The message:
fatal: Not possible to fast-forward, aborting.
means that you've told Git to use --ff-only for the merge that occurs as the second step of git pull1 and that this merge cannot be done as a fast-forward.
There was a bug in Git 2.33 where --ff-only misbehaved in certain cases:
 * "git pull --ff-only" and "git pull --rebase --ff-only" should make
   it a no-op to attempt pulling from a remote that is behind us, but
   instead the command errored out by saying it was impossible to
   fast-forward, which may technically be true, but not a useful thing
   to diagnose as an error.  This has been corrected.

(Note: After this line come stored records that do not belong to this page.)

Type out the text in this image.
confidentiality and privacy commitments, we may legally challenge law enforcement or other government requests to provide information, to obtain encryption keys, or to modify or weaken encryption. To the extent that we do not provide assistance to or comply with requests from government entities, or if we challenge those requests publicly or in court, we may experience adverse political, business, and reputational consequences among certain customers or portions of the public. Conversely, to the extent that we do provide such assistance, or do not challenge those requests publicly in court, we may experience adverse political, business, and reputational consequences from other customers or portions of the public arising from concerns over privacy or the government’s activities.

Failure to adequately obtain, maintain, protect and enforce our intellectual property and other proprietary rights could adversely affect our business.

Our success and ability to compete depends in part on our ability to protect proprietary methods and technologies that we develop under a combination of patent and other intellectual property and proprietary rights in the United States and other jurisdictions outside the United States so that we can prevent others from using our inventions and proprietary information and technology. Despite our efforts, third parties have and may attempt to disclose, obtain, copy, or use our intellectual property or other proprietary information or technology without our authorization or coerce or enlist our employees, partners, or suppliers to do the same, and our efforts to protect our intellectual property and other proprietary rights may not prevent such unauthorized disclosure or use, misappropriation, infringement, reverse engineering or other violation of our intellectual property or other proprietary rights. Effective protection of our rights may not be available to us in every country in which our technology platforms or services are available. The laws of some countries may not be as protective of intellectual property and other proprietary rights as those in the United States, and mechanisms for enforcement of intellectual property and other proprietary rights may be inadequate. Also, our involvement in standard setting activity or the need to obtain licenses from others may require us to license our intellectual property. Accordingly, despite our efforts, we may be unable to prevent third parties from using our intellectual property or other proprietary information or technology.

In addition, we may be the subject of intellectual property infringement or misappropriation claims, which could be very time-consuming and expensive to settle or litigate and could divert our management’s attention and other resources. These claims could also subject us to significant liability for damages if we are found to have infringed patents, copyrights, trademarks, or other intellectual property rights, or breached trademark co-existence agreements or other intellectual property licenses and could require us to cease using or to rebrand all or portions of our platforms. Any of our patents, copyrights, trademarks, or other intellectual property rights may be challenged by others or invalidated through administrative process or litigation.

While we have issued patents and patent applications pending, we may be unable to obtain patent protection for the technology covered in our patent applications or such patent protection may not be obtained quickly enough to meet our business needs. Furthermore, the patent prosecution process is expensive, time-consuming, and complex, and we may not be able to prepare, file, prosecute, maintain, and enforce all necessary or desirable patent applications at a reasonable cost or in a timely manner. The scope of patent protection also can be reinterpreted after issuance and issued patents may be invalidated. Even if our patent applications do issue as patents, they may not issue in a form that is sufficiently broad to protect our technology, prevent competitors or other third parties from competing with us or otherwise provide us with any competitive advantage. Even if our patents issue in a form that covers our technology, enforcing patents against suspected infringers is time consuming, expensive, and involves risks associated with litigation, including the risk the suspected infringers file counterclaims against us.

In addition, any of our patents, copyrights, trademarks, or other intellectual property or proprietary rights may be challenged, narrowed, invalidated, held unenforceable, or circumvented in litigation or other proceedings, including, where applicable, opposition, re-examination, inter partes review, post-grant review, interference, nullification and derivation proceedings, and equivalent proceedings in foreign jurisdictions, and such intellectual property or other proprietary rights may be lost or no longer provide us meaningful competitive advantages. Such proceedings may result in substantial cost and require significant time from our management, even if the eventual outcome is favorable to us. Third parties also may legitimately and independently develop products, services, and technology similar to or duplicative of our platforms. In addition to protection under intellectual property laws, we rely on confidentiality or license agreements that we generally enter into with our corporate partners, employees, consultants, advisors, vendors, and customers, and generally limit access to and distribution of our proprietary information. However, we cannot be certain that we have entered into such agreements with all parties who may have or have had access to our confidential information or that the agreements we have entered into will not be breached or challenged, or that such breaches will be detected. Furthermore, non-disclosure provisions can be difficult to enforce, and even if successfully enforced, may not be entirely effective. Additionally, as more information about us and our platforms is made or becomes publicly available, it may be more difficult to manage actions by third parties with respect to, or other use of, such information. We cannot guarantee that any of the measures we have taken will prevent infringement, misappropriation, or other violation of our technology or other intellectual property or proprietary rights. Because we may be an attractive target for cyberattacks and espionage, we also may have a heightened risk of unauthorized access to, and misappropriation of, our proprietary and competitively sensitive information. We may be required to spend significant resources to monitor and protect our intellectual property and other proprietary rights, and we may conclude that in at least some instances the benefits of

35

   (merge 361cb52383 jc/fix-pull-ff-only-when-already-up-to-date later to maint).
If you have this version of Git, you should upgrade to 2.34 or later.  Your comment implies that you've hit this particular bug.
(Your comment about Bitbucket almost certainly involves something else entirely, and is a Bitbucket issue, not a Git one.)
1Remember that git pull is a convenience short-cut that means:
- run git fetch;
- run a second Git command to do something with the commits obtained in step 1.
The default second command is git merge but you can choose git rebase instead.  The --ff-only option is an option to git merge and means nothing to git rebase, so git pull won't supply --ff-only to the second command if you choose git rebase (but it is supposed to stop the rebase for that case).  Whether git merge supplies --ff-only to the second command if you choose git merge depends on how you configure git pull to operate.